The reasons for this lie in the fundamental difference between the structure of amorphous bodies and the structure of crystalline ones. Atoms in amorphous bodies are arranged randomly. Amorphous bodies in their structure resemble liquids. Already in solid glass, the atoms are arranged randomly. This means that an increase in the temperature of the glass only increases the range of vibrations of its molecules, gives them gradually more and more freedom of movement. Therefore, the glass softens gradually and does not exhibit the sharp "solid-liquid" transition characteristic of the transition from the arrangement of molecules in a strict order to a disorderly one.
Melting heat.
Melting heat- this is the amount of heat that must be imparted to a substance at constant pressure and a constant temperature equal to the melting point in order to completely transfer it from a solid crystalline state to a liquid one. The heat of fusion is equal to the amount of heat that is released during the crystallization of a substance from a liquid state. During melting, all the heat supplied to the substance goes to increase the potential energy of its molecules. The kinetic energy does not change because melting occurs at a constant temperature.
Studying experimentally the melting of various substances of the same mass, one can notice that different amounts of heat are required to turn them into a liquid. For example, in order to melt one kilogram of ice, you need to expend 332 J of energy, and in order to melt 1 kg of lead - 25 kJ.
The amount of heat released by the body is considered negative. Therefore, when calculating the amount of heat released during the crystallization of a substance with a mass m, you should use the same formula, but with a minus sign:
Heat of combustion.
Heat of combustion(or calorific value, calories) is the amount of heat released during the complete combustion of fuel.
To heat bodies, the energy released during the combustion of fuel is often used.
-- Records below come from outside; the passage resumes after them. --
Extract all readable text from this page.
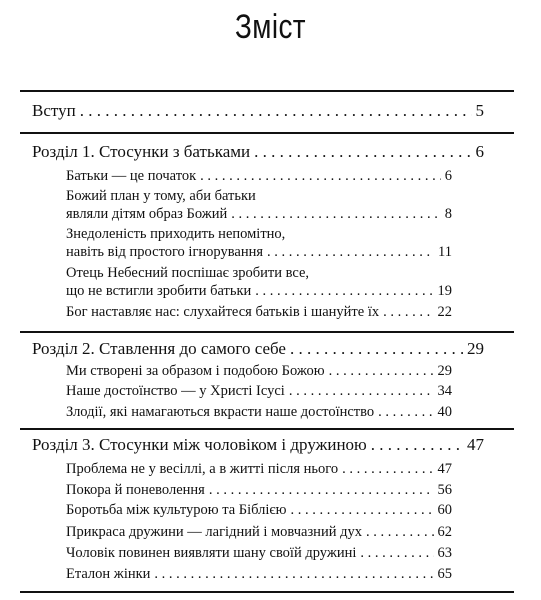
Зміст
Вступ . . .	5
Розділ 1. Стосунки з батьками . . .	6
Батьки — це початок . . .	6
Божий план у тому, аби батьки
являли дітям образ Божий . . .	8
Знедоленість приходить непомітно,
навіть від простого ігнорування . . .	11
Отець Небесний поспішає зробити все,
що не встигли зробити батьки . . .	19
Бог наставляє нас: слухайтеся батьків і шануйте їх . . .	22
Розділ 2. Ставлення до самого себе . . .	29
Ми створені за образом і подобою Божою . . .	29
Наше достоїнство — у Христі Ісусі . . .	34
Злодії, які намагаються вкрасти наше достоїнство . . .	40
Розділ 3. Стосунки між чоловіком і дружиною . . .	47
Проблема не у весіллі, а в житті після нього . . .	47
Покора й поневолення . . .	56
Боротьба між культурою та Біблією . . .	60
Прикраса дружини — лагідний і мовчазний дух . . .	62
Чоловік повинен виявляти шану своїй дружині . . .	63
Еталон жінки . . .	65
Conventional fuel (coal, oil, gasoline) contains carbon. During combustion, carbon atoms combine with oxygen atoms in the air, resulting in the formation of carbon dioxide molecules. The kinetic energy of these molecules turns out to be greater than that of the initial particles. The increase in the kinetic energy of molecules during combustion is called the release of energy. The energy released during the complete combustion of fuel is the heat of combustion of this fuel.
The heat of combustion of fuel depends on the type of fuel and its mass. How more weight fuel, the greater the amount of heat released during its complete combustion.
The physical quantity showing how much heat is released during the complete combustion of fuel weighing 1 kg is called specific heat of combustion of fuel.The specific heat of combustion is denoted by the letterqand is measured in joules per kilogram (J/kg).
Quantity of heat Q released during combustion m kg of fuel is determined by the formula:
To find the amount of heat released during the complete combustion of a fuel of arbitrary mass, it is necessary to multiply the specific heat of combustion of this fuel by its mass.